Potter's Wheel Angular Acceleration Calculation

[mustang]

Problem 3.
A potter's wheel of radius 0.19m and mas 82.10 kg is freely rotating at 46.0 rev/min. The potter can stop the wheel in 8.4 s by pressing a wet rag against the rim
a. What is the angular acceleration of the wheel? In rad/s^2.
Note: Is the formula to use in this problem t=I*a?Where I is moment of inertia and a = angular acceleration. How would the data in the problem be set up in the formula?

 

[HallsofIvy]

"Is the formula to use in this problem t=I*a?Where I is moment of inertia and a = angular acceleration."
What is t? Normally t means time but that doesn't make sense. I*a = force.

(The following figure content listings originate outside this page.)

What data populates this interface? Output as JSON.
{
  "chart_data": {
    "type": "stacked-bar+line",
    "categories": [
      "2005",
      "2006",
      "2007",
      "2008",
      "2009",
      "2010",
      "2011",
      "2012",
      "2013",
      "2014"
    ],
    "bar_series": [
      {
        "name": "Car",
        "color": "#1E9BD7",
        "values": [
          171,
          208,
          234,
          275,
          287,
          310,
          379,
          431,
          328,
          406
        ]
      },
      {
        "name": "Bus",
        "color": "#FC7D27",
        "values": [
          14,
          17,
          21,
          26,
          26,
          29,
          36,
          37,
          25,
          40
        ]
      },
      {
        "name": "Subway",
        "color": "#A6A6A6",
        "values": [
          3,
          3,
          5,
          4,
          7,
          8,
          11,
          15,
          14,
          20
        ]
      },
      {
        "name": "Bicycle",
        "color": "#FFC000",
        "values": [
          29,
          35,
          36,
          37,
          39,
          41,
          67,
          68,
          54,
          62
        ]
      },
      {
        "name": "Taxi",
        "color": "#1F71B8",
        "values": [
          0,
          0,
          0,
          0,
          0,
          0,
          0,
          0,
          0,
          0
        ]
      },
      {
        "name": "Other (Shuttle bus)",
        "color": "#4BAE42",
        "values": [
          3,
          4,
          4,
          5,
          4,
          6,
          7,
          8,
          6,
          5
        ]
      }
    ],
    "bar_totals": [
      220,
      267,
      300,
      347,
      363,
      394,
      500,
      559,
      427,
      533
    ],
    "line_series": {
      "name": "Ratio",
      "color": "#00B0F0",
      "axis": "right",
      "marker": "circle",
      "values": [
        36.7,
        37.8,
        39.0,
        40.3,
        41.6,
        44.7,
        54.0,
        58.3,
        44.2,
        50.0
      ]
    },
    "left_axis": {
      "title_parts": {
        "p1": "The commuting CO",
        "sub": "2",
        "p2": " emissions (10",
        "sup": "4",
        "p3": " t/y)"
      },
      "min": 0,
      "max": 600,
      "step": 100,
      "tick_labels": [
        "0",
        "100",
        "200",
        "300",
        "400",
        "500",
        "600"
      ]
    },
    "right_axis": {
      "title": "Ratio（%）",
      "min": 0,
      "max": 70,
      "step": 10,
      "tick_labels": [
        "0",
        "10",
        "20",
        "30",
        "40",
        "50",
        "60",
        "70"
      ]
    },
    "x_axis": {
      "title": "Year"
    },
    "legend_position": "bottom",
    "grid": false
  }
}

Acceleration is change in speed divided by the time required for the change (the problem says "In rad/s^2"- that's rad/s divided by s). Here you are told that the initial speed is 42 rev/ min (how many revolutions is that per second) and that it slows to 0 in 46 seconds. That's all the information you need.

 

[mustang]

t= torque.
This equation is Newton's second law of rotation. I was wondering if I= 12.5kg*m^2, then to find torque it is force times distance. I was wondering what would be the a to find the force? In addition if it is rev./min for a, do i just leave it in there?

 

[gnome]

I don't see how you're getting that value for I.
For this object
I_cm = (1/2)mr²

But anyway, it's irrelevant here.

As HallsofIvy already told you, you don't need torque or moment of inertia here. You have been given the angular velocity in rev/min, and you are told how long it takes to stop it.

For linear motion:
a_avg = Δv/Δt, right?

Just do the equivalent for angular motion (after converting your given angular velocity to the appropriate units).